お葬式の準備を始めるにあたって、まず最初に何をすれば良いか

お葬式の準備を始めるにあたって、まず最初に何をすれば良いでしょうか?お葬式の準備を始めるにあたって、まず最初に何をすれば良いでしょうか?

お葬式は、故人を偲び、遺族が心の整理をするための大切な儀式です。しかし、突然の訃報に接し、何から手をつけて良いか分からないという方も少なくありません。ここでは、お葬式の準備を始めるにあたって、まず最初にすべきことを詳しく解説します。

1. 訃報を伝える範囲を決める

まず、故人の親族、友人、知人、職場関係者など、誰に訃報を伝えるかを決めます。同時に、訃報を伝える方法(電話、メール、SNSなど)と、伝える内容(故人の名前、享年、逝去日時、場所、葬儀の日程、場所など)も検討しておきましょう。

  • お伝えする必要がない場合もございます。
    とくに「家族葬」の場合は、周囲に連絡をされるのは控えめにされることも考慮してください。

家族葬を選択される場合、故人様と特に親しかった方々のみで、内々にお見送りをすることになります。そのため、訃報を知らせる範囲は限定的になることが一般的です。
たとえば、親族の中でも特に近い間柄の方や、生前故人様とごく親しくされていたご友人など、参列していただきたい方にのみ連絡を取り、それ以外の方々には事後報告とする、あるいは一切知らせないという選択も考えられます。

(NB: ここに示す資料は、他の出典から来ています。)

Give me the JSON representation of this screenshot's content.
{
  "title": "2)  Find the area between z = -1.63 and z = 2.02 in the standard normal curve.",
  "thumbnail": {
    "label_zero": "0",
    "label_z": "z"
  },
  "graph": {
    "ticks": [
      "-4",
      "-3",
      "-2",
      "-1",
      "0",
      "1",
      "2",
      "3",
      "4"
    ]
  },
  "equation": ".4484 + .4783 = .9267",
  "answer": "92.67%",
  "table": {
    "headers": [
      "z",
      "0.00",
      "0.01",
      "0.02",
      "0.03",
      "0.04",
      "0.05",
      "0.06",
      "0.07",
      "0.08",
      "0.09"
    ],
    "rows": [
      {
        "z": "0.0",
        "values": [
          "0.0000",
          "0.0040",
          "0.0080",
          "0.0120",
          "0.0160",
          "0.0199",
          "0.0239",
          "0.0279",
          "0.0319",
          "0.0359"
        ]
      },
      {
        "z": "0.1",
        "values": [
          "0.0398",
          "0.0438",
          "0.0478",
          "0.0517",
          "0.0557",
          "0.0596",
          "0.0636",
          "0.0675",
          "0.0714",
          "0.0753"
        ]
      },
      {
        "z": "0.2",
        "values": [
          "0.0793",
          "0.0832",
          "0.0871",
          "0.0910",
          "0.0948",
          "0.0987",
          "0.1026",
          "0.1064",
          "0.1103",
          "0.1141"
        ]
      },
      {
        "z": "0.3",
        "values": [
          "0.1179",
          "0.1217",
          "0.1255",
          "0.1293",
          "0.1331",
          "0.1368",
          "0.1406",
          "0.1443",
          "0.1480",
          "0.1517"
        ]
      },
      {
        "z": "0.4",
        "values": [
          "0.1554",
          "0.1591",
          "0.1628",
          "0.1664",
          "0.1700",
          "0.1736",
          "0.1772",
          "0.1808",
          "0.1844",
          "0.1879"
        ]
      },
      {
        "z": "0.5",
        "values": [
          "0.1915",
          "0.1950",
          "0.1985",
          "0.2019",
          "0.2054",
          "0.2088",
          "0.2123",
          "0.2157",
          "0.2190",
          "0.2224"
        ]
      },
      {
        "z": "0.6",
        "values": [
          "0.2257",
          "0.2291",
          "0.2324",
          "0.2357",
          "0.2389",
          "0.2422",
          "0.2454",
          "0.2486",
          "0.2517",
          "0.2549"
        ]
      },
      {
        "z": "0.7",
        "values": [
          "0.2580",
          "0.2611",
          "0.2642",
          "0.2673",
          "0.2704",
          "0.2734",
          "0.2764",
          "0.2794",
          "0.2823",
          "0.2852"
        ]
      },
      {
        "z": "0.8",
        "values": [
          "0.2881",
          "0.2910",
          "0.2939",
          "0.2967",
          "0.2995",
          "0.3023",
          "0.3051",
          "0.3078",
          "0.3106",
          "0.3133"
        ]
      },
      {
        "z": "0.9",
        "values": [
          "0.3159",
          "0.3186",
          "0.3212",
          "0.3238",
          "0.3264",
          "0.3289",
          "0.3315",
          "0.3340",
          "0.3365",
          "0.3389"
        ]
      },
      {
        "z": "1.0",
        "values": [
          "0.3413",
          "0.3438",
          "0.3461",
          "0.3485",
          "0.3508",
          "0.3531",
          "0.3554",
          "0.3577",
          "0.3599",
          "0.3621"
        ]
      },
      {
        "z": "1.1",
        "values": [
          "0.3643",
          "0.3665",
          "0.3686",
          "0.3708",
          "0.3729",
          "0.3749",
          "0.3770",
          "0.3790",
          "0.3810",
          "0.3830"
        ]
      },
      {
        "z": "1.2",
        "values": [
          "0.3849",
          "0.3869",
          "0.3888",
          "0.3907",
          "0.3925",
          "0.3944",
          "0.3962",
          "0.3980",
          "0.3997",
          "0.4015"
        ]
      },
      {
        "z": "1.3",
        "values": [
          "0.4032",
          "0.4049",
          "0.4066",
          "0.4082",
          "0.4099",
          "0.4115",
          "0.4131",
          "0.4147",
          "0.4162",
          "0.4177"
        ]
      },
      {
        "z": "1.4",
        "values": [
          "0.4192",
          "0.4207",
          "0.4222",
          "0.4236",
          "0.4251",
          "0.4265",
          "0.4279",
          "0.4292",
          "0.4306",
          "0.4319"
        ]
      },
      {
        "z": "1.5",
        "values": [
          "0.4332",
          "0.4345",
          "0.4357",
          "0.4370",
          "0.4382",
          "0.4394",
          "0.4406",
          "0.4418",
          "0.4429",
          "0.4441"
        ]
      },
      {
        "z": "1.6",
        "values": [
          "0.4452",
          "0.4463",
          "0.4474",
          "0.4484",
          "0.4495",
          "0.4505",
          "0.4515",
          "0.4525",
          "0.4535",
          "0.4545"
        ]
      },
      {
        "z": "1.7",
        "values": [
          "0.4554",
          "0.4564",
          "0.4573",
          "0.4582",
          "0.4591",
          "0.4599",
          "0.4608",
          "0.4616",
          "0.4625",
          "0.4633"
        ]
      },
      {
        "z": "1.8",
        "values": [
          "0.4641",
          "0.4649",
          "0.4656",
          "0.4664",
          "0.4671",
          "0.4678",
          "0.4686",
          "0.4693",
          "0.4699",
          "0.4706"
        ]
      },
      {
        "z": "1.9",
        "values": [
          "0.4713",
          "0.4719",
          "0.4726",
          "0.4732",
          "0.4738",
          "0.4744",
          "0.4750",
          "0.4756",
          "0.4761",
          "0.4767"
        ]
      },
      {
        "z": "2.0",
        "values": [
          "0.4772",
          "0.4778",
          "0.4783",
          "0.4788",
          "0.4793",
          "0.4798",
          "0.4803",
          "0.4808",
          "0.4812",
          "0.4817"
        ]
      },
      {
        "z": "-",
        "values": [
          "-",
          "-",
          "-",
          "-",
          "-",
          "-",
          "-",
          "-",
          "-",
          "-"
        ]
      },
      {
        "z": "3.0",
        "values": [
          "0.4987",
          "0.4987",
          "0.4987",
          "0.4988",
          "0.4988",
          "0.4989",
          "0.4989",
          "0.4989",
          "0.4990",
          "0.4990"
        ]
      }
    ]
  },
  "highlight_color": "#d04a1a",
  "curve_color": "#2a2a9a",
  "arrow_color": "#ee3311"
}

このような配慮は、参列者の対応に追われることなく、ご遺族が故人様との最期のお別れをゆっくりと過ごす時間を確保するため、また、会葬者の負担を軽減するためでもあります。
ただし、連絡を控えることによって、後日、訃報を知った方々から「なぜ知らせてくれなかったのか」というお気持ちを抱かれる可能性もございます。そのため、連絡範囲を決定される際には、ご遺族間で十分に話し合い、故人様が生前どのようにお付き合いをされていたか、また、ご遺族としてどのようなお見送りをしたいのかを考慮して、慎重にご判断いただくことが重要です。
「お知らせをしない」という選択はコロナ禍を経たことによってだいぶ世間から理解を得ることができました。

2. 葬儀社を選ぶ

葬儀社選びは、お葬式の準備において最も重要なステップの一つです。
複数の葬儀社から見積もりを取り、サービス内容や費用を比較検討することをおすすめします。故人の希望や遺族の意向に沿った葬儀を実現するためにも、信頼できる葬儀社を選ぶことが大切です。
お葬式の準備を進める上で、最も重要なステップの一つが、信頼できる葬儀社の選定です。複数の葬儀社から見積もりを取り、サービス内容や費用を詳細に比較検討することをおすすめします。
これにより、故人の希望や遺族の意向に沿った、心に残る葬儀を実現するための最適な選択が可能になります。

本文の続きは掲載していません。